Friday 10 February 2017

Redpolls

My nature notes for the month ahead . . .

We’ve seen most of our usual winter garden birds through the season. At the time of writing this, the goldcrests I mentioned last month are still with us, having obligingly showed up as our count for the Big Garden Birdwatch at the end of January. The one bird expected but not glimpsed on our patch over the winter is the tree creeper, but we continue to hope.

Siskins, lovely little green and yellow finches, arrived as usual around the middle of January, with numbers gradually building up. Usually it’s after about three or four weeks of seeing siskins that we start to notice a few streaked brown birds of similar size joining them. A careful look through the binoculars reveals that the bird has just a little smudge of red on the forehead, and we know the redpolls have come.

To be precise, the finches we see are lesser redpolls. There is a slightly larger bird, the common or mealy redpoll, which visits this country from the continent in winter, and some scientists (and one of my field guides) describe them as the same species. But ours are the smaller, darker resident birds. In summer the male redpoll is a handsome bird, with a pink breast and a black chin to go with the red forehead, a pink rump also; but in winter plumage there is less pink to be seen. The female lacks the male’s pink breast and rump. The remainder of the plumage is streaked brown and buff, with two quite prominent buff wing-bars. Like other small finches, the tail is forked, and the overall impression is of a neat and well-proportioned little bird. Redpolls are, like siskins, acrobatic, often hanging upside down from twigs and branches in order to feed, with conifers, alder and silver birch being favourites.
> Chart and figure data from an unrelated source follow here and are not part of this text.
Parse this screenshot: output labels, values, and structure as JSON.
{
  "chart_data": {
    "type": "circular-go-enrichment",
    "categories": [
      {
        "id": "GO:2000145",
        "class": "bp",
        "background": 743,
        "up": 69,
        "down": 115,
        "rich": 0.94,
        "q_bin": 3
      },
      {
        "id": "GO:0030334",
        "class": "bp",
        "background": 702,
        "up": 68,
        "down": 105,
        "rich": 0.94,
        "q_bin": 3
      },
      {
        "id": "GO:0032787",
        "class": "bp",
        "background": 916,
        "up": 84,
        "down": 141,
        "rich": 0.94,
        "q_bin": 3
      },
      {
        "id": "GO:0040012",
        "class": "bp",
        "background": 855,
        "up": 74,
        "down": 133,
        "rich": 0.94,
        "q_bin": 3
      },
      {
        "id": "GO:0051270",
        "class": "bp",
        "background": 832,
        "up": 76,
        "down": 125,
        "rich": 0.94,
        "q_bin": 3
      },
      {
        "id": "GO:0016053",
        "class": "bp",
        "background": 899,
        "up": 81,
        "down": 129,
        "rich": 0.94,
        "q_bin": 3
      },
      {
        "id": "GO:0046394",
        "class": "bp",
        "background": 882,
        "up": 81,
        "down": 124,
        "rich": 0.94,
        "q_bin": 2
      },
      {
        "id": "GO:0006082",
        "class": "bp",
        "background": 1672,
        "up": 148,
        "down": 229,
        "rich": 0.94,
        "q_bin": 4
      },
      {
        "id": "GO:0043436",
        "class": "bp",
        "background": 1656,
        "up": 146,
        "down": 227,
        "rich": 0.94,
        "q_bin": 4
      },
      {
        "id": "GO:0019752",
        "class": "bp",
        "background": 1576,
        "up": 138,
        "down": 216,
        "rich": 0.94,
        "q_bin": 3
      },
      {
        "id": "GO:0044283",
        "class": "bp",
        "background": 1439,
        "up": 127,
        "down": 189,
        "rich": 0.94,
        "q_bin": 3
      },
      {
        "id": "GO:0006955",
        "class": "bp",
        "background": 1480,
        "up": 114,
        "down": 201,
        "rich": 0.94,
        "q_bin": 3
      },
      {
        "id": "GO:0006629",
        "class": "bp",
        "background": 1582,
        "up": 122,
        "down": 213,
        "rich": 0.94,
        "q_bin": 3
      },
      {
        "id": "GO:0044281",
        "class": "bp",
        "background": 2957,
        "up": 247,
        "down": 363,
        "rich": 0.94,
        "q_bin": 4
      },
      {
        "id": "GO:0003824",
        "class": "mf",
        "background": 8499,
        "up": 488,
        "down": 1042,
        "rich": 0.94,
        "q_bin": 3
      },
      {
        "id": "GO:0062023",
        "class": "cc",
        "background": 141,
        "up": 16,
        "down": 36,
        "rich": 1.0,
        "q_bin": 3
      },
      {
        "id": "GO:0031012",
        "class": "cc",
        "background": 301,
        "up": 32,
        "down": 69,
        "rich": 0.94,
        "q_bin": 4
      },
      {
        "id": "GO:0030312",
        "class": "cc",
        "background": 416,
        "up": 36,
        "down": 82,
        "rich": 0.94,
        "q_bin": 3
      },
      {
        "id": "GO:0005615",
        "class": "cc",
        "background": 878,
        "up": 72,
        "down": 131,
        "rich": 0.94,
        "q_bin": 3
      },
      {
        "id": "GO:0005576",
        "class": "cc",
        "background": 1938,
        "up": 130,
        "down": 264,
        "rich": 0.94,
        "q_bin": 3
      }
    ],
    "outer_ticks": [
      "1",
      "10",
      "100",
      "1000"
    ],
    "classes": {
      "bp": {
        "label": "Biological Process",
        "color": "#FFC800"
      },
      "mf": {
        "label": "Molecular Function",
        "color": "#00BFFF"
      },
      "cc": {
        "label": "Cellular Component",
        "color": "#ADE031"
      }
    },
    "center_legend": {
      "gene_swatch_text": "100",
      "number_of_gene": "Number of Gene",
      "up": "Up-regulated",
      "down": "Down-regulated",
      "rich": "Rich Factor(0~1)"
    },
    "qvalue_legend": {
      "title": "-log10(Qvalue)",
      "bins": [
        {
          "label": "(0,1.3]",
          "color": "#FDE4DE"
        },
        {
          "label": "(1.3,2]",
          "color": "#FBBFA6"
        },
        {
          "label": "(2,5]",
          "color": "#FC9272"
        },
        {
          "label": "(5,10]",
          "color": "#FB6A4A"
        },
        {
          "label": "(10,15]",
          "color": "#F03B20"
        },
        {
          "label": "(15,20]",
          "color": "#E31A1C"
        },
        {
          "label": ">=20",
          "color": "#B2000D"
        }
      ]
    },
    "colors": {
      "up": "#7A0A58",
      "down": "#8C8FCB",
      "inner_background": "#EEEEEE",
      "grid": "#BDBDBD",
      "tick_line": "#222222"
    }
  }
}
Redpolls are found in the UK all year round, and breed across much of the country where there is suitable habitat. They are woodland birds by and large, feeding on seeds, and found also in grown-up hedgerows and large gardens.  Often, several pairs will nest quite close to each other, building a somewhat untidy cupped nest in small trees like silver birch or in bushes, gorse being a favourite. The nest will be lined with hair and thistledown, and incubation of the four or five eggs is done by the female.

Both parents share in the task of feeding the nestlings, which fledge after about two weeks in the nest. The parents will continue to feed them for a while after fledging. Young redpolls are completely brown, lacking even the red forehead of the female adult.

I am always pleased to see them in our garden, but they don’t stay long. One or two siskins nest near enough for us to see young birds in the garden through summer, but here we only ever see redpolls for a few weeks towards the end of winter. But you can see them through the year at RSPB Lake Vyrnwy or Ynys Hir, or at the MWT’s osprey project reserve near Machynlleth.